The season -- with a whopping 34 new productions -- represents a full return to theaters after nearly two years of a pandemic-mandated shutdown. It is also notable for a wave of plays by Black playwrights, reflecting the impact on Broadway of the global conversation about race following the killing of George Floyd in 2020.
Neither Matthew Broderick nor his wife Sarah Jessica Parker earned nominations for a revival of "Plaza Suite," but Patti LuPone got one for "Company" and so did LaChanze for "Trouble in Mind." Ruth Negga earned a nomination for "Macbeth" but her co-star Daniel Craig came up empty.
The musical "Mrs. Doubtfire" earned only one nod, for Rob McClure, stepping into the Robin Williams role of an actor who poses as his children's portly, Scottish nanny in order to spend time with them after a divorce.
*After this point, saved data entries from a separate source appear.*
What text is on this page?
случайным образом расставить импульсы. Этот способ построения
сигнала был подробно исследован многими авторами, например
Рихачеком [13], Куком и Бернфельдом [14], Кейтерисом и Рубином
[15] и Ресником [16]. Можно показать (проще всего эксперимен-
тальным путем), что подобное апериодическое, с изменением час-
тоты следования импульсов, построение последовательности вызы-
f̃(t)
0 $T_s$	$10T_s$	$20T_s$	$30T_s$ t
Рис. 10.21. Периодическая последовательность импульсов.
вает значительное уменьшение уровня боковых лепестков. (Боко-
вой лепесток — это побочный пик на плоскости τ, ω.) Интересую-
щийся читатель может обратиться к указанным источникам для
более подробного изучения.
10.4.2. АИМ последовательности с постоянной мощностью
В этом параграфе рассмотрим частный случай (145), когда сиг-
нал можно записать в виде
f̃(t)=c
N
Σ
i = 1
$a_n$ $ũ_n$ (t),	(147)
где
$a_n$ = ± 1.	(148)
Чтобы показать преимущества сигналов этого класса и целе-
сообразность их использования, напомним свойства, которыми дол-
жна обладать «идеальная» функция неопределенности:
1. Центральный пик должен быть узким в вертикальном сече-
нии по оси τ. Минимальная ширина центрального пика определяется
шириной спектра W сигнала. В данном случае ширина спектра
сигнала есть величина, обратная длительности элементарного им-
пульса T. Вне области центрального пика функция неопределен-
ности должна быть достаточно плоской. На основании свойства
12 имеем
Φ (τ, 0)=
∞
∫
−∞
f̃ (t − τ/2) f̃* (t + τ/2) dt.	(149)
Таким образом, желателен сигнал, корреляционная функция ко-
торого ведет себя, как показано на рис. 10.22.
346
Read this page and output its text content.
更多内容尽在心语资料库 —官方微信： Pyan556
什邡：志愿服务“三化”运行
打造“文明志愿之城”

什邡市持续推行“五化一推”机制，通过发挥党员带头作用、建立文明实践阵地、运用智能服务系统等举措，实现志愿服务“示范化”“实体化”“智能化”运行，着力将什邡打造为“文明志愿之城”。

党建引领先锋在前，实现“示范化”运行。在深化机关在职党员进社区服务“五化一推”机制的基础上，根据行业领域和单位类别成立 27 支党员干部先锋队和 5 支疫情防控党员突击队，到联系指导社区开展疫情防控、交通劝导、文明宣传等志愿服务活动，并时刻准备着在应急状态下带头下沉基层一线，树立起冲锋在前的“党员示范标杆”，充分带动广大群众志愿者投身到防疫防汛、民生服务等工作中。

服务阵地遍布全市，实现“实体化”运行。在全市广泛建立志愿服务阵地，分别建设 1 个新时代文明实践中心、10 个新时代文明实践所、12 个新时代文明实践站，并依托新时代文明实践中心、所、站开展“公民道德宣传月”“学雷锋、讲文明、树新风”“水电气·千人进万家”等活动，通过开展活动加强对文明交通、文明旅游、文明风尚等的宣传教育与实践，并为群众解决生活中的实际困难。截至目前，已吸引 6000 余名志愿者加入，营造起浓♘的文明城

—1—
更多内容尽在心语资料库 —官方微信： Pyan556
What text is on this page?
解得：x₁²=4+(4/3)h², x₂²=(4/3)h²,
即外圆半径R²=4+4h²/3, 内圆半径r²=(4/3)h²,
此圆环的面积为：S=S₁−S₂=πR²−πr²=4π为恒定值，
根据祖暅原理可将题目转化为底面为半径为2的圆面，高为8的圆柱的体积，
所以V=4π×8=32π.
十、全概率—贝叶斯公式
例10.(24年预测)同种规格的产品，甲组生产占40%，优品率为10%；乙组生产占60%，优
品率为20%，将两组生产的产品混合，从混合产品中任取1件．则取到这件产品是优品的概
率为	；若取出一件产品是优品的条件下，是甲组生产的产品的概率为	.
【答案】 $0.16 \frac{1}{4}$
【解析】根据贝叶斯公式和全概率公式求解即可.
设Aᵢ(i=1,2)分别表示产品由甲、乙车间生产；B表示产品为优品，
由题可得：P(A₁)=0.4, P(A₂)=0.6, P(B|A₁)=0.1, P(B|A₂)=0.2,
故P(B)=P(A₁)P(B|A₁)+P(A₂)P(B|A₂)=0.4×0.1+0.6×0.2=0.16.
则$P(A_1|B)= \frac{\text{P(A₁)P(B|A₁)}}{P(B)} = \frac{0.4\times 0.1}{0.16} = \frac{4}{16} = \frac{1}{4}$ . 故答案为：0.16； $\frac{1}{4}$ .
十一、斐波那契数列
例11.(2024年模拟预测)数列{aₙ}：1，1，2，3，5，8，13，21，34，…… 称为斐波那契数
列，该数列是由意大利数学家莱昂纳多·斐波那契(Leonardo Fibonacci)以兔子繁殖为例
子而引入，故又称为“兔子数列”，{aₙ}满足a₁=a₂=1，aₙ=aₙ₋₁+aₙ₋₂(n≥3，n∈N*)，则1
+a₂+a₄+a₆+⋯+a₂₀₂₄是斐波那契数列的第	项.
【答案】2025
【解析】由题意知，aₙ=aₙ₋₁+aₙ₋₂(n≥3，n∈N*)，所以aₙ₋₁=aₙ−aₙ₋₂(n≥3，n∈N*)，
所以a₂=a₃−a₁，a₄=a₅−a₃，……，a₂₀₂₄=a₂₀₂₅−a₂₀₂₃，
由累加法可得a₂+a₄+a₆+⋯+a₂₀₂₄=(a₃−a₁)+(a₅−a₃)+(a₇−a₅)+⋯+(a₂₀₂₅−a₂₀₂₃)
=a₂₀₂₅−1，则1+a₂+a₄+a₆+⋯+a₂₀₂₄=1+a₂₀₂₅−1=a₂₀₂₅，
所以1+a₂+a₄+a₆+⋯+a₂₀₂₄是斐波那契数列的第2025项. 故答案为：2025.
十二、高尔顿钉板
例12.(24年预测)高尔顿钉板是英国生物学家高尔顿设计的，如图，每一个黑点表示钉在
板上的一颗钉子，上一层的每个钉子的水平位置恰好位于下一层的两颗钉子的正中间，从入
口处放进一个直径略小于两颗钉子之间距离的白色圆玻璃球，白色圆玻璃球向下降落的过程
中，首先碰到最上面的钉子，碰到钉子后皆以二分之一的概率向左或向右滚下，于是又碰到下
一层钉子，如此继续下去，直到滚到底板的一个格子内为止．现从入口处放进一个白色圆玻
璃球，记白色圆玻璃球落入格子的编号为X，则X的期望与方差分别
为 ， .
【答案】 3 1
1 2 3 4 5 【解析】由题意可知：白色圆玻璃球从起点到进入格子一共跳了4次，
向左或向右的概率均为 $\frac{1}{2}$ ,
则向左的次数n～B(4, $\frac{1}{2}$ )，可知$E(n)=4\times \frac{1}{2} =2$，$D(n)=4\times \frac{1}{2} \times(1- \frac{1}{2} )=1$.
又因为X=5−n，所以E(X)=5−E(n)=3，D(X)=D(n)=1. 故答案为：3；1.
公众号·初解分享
Joining Kalukango among the best actress in a musical nominees are Sharon D. Clarke of "Caroline, Or Change," Foster in "The Music Man," Carmen Cusack in "Flying Over Sunset" and Mare Winningham in "Girl From the North Country."
Joining Spivey, Jackman and McClure in the best actor in a musical category are Crystal for "Mr. Saturday Night" and Myles Frost, whose King of Pop in "MJ" was a moonwalking triumph.
The eligibility cutoff date for the 2021-2022 season was delayed to May 4 after several Broadway shows had to cancel performances due to COVID-19 cases reported among cast and crew.
The Tony Awards will be held at Radio City Music Hall on June 12. The ceremony will air live on CBS and Paramount+ starting at 7 p.m. Film and stage star Ariana DeBose will host.
• Daily Herald theater critic Barbara Vitello contributed to this report.